Homem em reunião assinando contrato enquanto outros homens tomam café Escrita: Modelos de contratos prontos

Porque sua empresa não deve usar modelos de contratos prontos

Os modelos de contratos prontos são documentos padronizados, geralmente encontrados na internet ou replicados a partir de relações anteriores, utilizados como base para formalizar negócios jurídicos.

Em determinados contextos simples e rotineiros, esses modelos podem servir como ponto de partida, especialmente quando a relação é de baixo risco, pouco complexa e não envolve peculiaridades relevantes.

No entanto, o contrato é o instrumento jurídico destinado a regular interesses econômicos, prevenir conflitos e constituir direitos. Trata-se de mecanismo essencial para a circulação de riquezas e para a própria dinâmica social, razão pela qual sua elaboração exige atenção técnica e adequação à realidade das partes.

Quando utilizado sem análise criteriosa, o modelo pronto deixa de cumprir sua principal função: proteger o negócio.

Neste artigo vamos discorrer sobre os modelos de contratos prontos, quando eles funcionam e quando podem colocar a sua empresa em risco. Continue a leitura até o final para entender mais.

Contratos genéricos realmente protegem a empresa?

Contratos genéricos partem da premissa de que todas as relações são iguais, o que não se sustenta na prática.

Cada empresa possui estrutura própria, modelo operacional específico, riscos distintos, estratégias comerciais particulares e objetivos que variam conforme o momento do negócio. Um contrato que ignora essas características tende a conter lacunas, ambiguidades ou cláusulas inadequadas.

O contrato é o instrumento por meio do qual se harmonizam interesses não coincidentes, alcançando-se um acordo satisfatório para ambas as partes. Isso pressupõe diálogo, equilíbrio e adequação, elementos que dificilmente estão presentes em documentos padronizados.

Assim, o uso indiscriminado de contratos genéricos pode gerar interpretações equivocadas, dificuldades na cobrança de obrigações, problemas na rescisão e até nulidades contratuais.

Quais são os riscos ocultos dos contratos padronizados?

Os riscos nem sempre são visíveis no momento da assinatura. Muitas vezes, eles só aparecem quando surge um conflito.

Nesse sentido, cláusulas vagas, ausência de previsões sobre penalidades, prazos mal definidos, responsabilidades amplas ou mal delimitadas e falta de tratamento adequado de temas sensíveis, como confidencialidade, proteção de dados e limitação de responsabilidades, são exemplos recorrentes.

Além disso, Eduardo Espíndola ressalta que, historicamente, o contrato se estrutura sobre elementos permanentes, como o acordo de vontades, o objeto e a força obrigatória.

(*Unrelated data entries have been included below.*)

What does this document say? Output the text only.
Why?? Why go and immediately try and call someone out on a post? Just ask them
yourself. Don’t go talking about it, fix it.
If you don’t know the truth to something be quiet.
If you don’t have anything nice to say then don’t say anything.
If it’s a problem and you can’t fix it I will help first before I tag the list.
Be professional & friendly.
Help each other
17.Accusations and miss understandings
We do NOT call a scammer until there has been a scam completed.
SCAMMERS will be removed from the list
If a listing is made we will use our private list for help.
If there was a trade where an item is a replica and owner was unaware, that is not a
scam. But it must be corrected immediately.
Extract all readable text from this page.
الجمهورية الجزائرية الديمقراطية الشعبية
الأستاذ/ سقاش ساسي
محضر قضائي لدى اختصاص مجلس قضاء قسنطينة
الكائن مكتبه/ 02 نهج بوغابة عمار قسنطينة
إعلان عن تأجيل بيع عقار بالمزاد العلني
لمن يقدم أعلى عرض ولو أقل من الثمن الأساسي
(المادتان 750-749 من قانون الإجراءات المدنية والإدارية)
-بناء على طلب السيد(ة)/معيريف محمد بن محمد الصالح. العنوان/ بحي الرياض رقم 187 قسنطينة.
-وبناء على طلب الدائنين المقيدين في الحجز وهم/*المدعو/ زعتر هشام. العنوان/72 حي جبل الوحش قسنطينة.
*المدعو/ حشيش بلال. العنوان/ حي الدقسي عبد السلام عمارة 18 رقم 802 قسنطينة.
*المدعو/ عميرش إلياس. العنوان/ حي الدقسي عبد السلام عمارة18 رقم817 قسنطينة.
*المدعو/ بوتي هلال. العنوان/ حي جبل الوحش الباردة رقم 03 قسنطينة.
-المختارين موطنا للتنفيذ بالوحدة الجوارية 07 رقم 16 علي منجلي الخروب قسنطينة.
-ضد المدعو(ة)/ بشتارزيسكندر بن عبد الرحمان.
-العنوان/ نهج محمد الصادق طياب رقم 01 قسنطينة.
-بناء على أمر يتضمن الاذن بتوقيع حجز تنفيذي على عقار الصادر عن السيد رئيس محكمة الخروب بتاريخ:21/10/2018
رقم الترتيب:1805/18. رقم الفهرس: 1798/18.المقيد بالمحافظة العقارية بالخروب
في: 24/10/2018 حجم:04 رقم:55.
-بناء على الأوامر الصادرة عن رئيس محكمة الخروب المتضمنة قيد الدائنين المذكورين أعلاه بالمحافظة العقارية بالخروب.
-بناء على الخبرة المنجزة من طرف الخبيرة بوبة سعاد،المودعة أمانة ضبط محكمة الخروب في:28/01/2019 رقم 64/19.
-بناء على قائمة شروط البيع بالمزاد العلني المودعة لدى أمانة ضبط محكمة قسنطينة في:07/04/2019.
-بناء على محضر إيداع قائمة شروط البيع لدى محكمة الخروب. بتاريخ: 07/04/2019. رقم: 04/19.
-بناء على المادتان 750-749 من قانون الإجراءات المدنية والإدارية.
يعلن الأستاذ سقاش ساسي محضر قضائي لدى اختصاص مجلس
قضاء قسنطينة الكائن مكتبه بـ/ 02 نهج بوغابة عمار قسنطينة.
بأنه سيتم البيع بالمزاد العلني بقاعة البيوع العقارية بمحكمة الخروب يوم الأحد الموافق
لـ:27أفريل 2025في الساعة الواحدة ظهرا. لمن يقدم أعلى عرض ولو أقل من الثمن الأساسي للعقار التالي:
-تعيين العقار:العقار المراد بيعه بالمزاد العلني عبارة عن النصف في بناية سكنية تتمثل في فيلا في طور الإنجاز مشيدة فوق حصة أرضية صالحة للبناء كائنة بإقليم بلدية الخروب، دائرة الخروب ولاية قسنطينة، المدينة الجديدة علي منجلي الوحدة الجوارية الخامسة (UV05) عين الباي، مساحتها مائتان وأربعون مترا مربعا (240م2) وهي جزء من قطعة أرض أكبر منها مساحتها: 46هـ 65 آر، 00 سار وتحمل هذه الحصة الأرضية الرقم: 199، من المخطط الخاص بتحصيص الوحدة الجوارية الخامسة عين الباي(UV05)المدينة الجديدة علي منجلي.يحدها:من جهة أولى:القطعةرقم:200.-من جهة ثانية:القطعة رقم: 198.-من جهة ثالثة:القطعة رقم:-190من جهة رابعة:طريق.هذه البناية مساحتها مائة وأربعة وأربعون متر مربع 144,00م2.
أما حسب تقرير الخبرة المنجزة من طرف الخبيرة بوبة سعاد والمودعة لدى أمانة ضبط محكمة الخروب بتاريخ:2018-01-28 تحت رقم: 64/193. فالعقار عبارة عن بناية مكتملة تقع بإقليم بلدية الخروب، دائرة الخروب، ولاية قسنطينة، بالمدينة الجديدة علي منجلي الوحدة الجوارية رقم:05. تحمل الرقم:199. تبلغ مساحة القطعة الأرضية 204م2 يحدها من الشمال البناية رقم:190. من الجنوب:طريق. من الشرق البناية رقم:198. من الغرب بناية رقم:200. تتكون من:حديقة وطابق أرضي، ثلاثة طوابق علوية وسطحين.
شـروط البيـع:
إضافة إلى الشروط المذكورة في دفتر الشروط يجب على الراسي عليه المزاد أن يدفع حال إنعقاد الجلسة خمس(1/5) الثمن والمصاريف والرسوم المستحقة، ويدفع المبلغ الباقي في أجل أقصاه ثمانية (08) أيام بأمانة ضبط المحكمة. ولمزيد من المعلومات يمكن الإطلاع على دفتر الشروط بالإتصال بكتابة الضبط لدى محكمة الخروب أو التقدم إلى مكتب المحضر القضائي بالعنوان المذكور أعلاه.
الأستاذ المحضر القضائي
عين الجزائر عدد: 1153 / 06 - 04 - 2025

Quando esses elementos não estão claramente definidos, a segurança jurídica da relação fica comprometida.

Em geral, um contrato mal estruturado pode resultar em litígios desnecessários, prejuízos financeiros relevantes e perda de previsibilidade para o empresário.

O improviso jurídico na elaboração de contratos

Outro problema frequente é o improviso jurídico, caracterizado pela adaptação superficial de modelos prontos, com alterações pontuais que não consideram o conjunto da relação contratual.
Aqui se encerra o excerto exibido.